鰯

ホンモノの気持ちの鰯のレビュー・感想・評価

ホンモノの気持ち(2018年製作の映画)
4.0
それはホンモノ?

人間関係の向上に取り組む企業でデータ分析を担うゾーイ。同僚のコールは、人間の感性に寄り添うロボット(=シンセ)の開発に取り組んでいた。ゾーイがコールに抱いていた恋心を明かした日から、彼女の世界は大きく変わることになる

ブレードランナーと現代社会をつなぐようなSFでした。ブレードランナーのように階層を築くほどアンドロイドが存在してるわけではないけれど、今よりも普及している。
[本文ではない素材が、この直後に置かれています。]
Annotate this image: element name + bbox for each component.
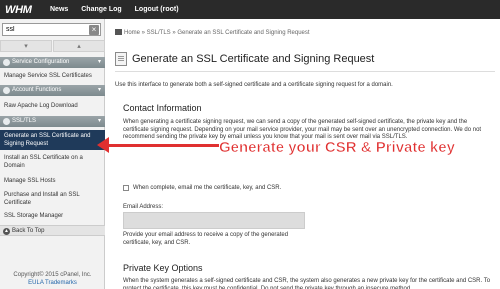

単純労働の従事者で、明らかに見分けは
つくけれど、生活には馴染んでいる。そのうえで、かの作品と同じように「愛」に焦点を当てている。アクションや未来感のある都市は出てこないけれど、開発者が吹き込もうとしたこと、シンセ自身の自己認識などは共通しているように思います。それとアンダーグラウンドの描写も非常に良かったです。売春や薬の描き方も妙に地続きのような感覚がある。

ゾーイ役のレア・セドゥから受けるイメージをうまく活かしたキャラクターだと思いました。キャスティングは彼女以外に考えられません。終盤の展開も彼女だから受け入れられました。
恋愛映画としても、かなり痛々しい関係に展開していく様子が良かった。受け入れたいけど、受け入れられない複雑な心情が辛かった

音楽のチョイスも非常にいい。居心地がいいようなちょっと悪いような不思議な空気がずっと続いてました。